KOMPAS.com
- Sebutlah namanya Radit, siswa berusia 18 tahun. Radit diterima di fakultas hukum perguruan tinggi negeri (PTN) ternama melalui jalur undangan tanpa tes. Radit sebetulnya ragu, apakah memang itu bidang studi yang akan dia geluti? Tapi, karena "tekanan" pihak sekolah yang mengatakan bahwa kalau dia tidak mengambil kesempatan itu, pihak sekolah akan menanggung akibatnya. Ya, di tahun berikutnya nanti, adik-adik kelasnya tidak akan mendapat kesempatan masuk lewat jalur undangan.Tak hanya itu, "Tekanan" juga datang dari orang tuanya, seorang pengacara papan atas. Si orang tua memegang prinsip dari peribahasa lama bahwa 'buah apel tidak jatuh jauh dari pohonnya'.
Radit akhirnya masuk ke fakultas hukum. Baru dua semester dia menjalani studinya itu, sebelum akhirnya dia memutuskan untuk keluar dan pindah ke jurusan seni yang sebetulnya bidang yang benar-benar dia inginkan.
Lain Radit, lain juga Mira, sebutlah begitu namanya. Usianya juga 18 tahun. Mira juga diterima di fakultas ekonomi jurusan manajemen salah satu PTN terkenal. Tapi, akhirnya dia memilih masuk ke sekolah tinggi swasta yang relatif baru dan mengkhususkan diri pada bidang studi kewirausahaan.
Mira mengambil keputusan itu karena memang punya 'passion' kuat menjadi seorang pengusaha. Keputusan itu diambil walaupun harus diiringi tangis sang ibu dan muka masam sang ayah. Kedua orang tuanya menganggap bahwa memilih sekolah tinggi ketimbang PTN ternama adalah keputusan bodoh! Ya, keputusan yang bodoh!
Sadarkah kita, berapa banyak orang tua yang merayakan keberhasilan anaknya meraih nilai Ujian Nasional (UN) tertinggi? Berapa banyak orang tua merayakan keberhasilan anaknya diterima di universitas favorit?

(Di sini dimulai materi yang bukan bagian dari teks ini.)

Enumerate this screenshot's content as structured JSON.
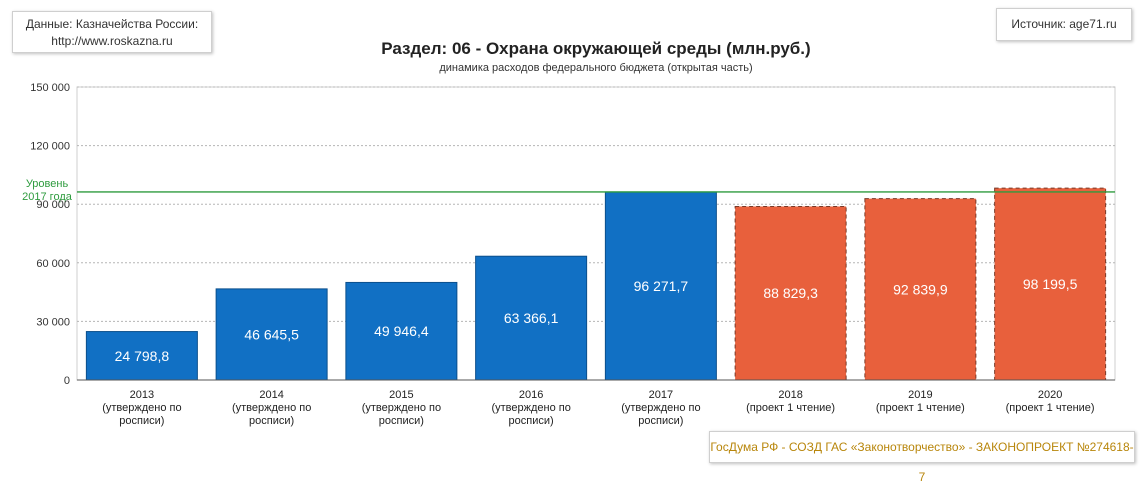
{
  "source": {
    "line1": "Данные: Казначейства России:",
    "line2": "http://www.roskazna.ru"
  },
  "origin": "Источник: age71.ru",
  "law": "ГосДума РФ - СОЗД ГАС «Законотворчество» - ЗАКОНОПРОЕКТ №274618-7",
  "chart_data": {
    "type": "bar",
    "title": "Раздел: 06 - Охрана окружающей среды (млн.руб.)",
    "subtitle": "динамика расходов федерального бюджета (открытая часть)",
    "categories": [
      [
        "2013",
        "(утверждено по",
        "росписи)"
      ],
      [
        "2014",
        "(утверждено по",
        "росписи)"
      ],
      [
        "2015",
        "(утверждено по",
        "росписи)"
      ],
      [
        "2016",
        "(утверждено по",
        "росписи)"
      ],
      [
        "2017",
        "(утверждено по",
        "росписи)"
      ],
      [
        "2018",
        "(проект 1 чтение)"
      ],
      [
        "2019",
        "(проект 1 чтение)"
      ],
      [
        "2020",
        "(проект 1 чтение)"
      ]
    ],
    "values": [
      24798.8,
      46645.5,
      49946.4,
      63366.1,
      96271.7,
      88829.3,
      92839.9,
      98199.5
    ],
    "value_labels": [
      "24 798,8",
      "46 645,5",
      "49 946,4",
      "63 366,1",
      "96 271,7",
      "88 829,3",
      "92 839,9",
      "98 199,5"
    ],
    "status": [
      "approved",
      "approved",
      "approved",
      "approved",
      "approved",
      "project",
      "project",
      "project"
    ],
    "colors": {
      "approved": "#1170c4",
      "project": "#e8603c",
      "reference": "#2e9b3e",
      "grid": "#b5b5b5"
    },
    "yticks": [
      0,
      30000,
      60000,
      90000,
      120000,
      150000
    ],
    "ytick_labels": [
      "0",
      "30 000",
      "60 000",
      "90 000",
      "120 000",
      "150 000"
    ],
    "ylim": [
      0,
      150000
    ],
    "reference_line": {
      "value": 96271.7,
      "label_line1": "Уровень",
      "label_line2": "2017 года"
    },
    "grid": true
  }
}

Tapi, coba bandingkan, berapa banyak orang tua mau merayakan anaknya yang masuk sekolah kejuruan atau merayakan anaknya yang memutuskan masuk jurusan arkeologi, padahal sang ibu adalah dosen fakultas teknik?
Sejak 1945 kita, orang Indonesia, memang sudah 'merdeka'. Kita memang sudah 'bangkit' sejak 1908. Tapi, apakah pendidikan kita sekarang sudah bisa dikategorikan sebagai pendidikan yang 'memerdekakan'. Apakah terasa bahwa pendidikan kita saat ini adalah yang 'membangkitkan' anak-anak bangsa? Anak-anak kita?
Jujur saja. Saat ini masih banyak siswa yang tidak 'merdeka' dalam mengeksplorasi minat mereka, mengeksplorasi sesuatu yang berbeda hanya karena dibatasi oleh norma-norma yang mengatakan bahwa "Kalau bukan jurusan eksakta, maka kamu tidak termasuk anak cerdas. Kalau tidak lulus UN, maka 'klaar' hidupmu!".
Adalah menjadi tontonan rutin di televisi ketika para siswa mulai SD sampai SMA menangis sesenggukan pada saat doa bersama menjelang UN, karena UN begitu disakralkan. UN dianggap sebagai momok, kesulitan dan 'ancaman' , meski tahun ini hal itu sudah mulai berubah.
Anggapan setelah lulus S-1, maka si anak 'harus' S-2 dan setelah itu S-3 sudah menjadi suatu hal lumrah. Banyak para lulusan S-1, ketika ditanya alasannya meneruskan ke jenjang S-2, maka sebagian besar menjawab, "Karena saya sudah lulus S-1!".
Bahkan, untuk lulusan S-2, jika ditanya alasanya meneruskan ke jenjang S-3, maka jawabannya adalah, "Karena saya sudah lulus S-2!".
Rasanya, tidak banyak orang menyadari bahwa ada tanggung jawab akademis yang diemban seseorang anak setelah meraih gelar doktor. Karena, gelar doktor seyogiyanya bukan sekedar untuk 'mempercantik' CV, bukan semata untuk kepentingan nyaleg, apalagi nyapres!.